They sailed at 95 degrees for two hours. The time was spent watching the seas and skies.
Salty took the helm and Rich took a reading. He sat at the chart table making calculations. He climbed up the companionway and on deck and asked, “How’s she holding?”
“Steady,” Salty said.
“Ever been to Bermuda?” Rich said.
“Only in my dreams,” Salty said.
“Set a course at 115,” Rich said, “and if the wind and seas are good we can be there in five days.”
Salty changed the course to 115.
With a sure destination in mind they could now feel at ease. Rich told Salty about all the exploits back at Lewes.
“So what did you do with the tracker?” Salty said. “Isn’t that what got us in this tangled line.”
“Right,” Rich said, “I almost forget the most important part; while I was on the upper deck I stashed it in a lifeboat.”
Salty laughed heartily.
“Here is the beauty of all this,” Rich said. “As far as the police are concerned it is the Cody Boy who went out to sea. You called them and said The Odyssey was in the bay. Smithson will bring the transmitter down to Cape May and track the ferry back and forth, back and forth across the bay. When he does discover it he’ll find a nice little note for him and Sam.”
After their laughter died down Salty said, “Burned food or you cook?”
“Stay at the helm,” Rich said.
Rich made a meal of cornbread, ham, and beans.
They ate together below and talked. They laughed and reveled in the past day’s events.
“We got 700 miles of ocean ahead of us,” Rich said. “Will that test me enough to see if I got what it takes.”
“You have it,” Salty said. “I think the sea is the place for you; it’s the land-lovers you seem to have the most trouble with.”
“I want to just sail,” Rich said, “and go forever and never stop. It seems like when I’m in one place too long strange and bad things happen. I’m okay for a while. I have to keep going.”
“I’m not good at these sort of things,” Salty said. “I can hardly figure out my own problems, but maybe when you stay someplace things are good until what you leave behind catches up.”
“That’s kind of direct,” Rich said.
“Just a thought,” Salty said.
“Maybe you hit a nerve,” Rich said.
“Some people sail around the world to accomplish something, others for glory, others to run away from problems. Is one of them you?” Salty said. “Because the trip was planned long before the trouble with White and Smithson. They are just expeditors.”
“I really don’t know,” Rich said. “I just don’t know.” Rich paused. “Why did you try it?”

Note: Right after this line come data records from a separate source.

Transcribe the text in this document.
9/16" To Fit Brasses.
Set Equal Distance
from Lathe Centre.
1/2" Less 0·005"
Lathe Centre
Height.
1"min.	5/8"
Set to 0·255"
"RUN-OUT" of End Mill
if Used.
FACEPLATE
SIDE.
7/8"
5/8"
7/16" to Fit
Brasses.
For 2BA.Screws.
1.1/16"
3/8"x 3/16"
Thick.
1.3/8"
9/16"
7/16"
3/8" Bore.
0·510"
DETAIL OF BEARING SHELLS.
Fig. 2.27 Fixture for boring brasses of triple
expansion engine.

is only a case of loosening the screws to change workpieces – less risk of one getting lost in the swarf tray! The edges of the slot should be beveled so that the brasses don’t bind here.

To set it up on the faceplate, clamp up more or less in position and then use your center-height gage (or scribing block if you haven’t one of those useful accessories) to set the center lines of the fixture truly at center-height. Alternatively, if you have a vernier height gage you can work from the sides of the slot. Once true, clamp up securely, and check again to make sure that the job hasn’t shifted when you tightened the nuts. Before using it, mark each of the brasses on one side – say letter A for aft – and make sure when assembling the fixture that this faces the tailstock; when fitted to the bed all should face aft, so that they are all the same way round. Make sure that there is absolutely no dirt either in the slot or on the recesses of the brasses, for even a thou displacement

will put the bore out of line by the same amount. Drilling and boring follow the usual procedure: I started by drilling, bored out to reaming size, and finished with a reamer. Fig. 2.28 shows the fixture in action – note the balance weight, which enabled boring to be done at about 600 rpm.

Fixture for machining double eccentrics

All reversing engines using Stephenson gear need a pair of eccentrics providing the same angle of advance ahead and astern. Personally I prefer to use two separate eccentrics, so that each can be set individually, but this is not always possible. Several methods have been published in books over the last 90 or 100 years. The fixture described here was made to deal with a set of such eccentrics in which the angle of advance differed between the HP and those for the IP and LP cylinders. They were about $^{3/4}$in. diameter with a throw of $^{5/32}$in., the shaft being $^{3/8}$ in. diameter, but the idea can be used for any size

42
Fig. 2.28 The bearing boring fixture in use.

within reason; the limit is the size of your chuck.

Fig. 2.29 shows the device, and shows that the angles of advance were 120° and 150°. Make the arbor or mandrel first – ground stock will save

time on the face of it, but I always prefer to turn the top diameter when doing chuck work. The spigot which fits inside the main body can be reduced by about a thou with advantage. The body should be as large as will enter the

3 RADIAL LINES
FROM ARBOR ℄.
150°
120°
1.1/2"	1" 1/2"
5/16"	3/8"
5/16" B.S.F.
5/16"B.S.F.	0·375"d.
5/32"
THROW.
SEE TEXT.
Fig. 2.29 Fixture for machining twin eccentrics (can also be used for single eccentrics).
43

“None of the above,” Salty said.
The sound of pounding waves against the hull, the whistle of the wind over the deck, and the rapid flutter of the sails were the only sounds. Rich stood and grabbed the coffee from the stove and poured two cups. They both sipped.
“Than what?” Rich said.
“The same reason as you,” Salty said.
“To find yourself?” Rich said.
“Yeah,” Salty said, “and I never did.”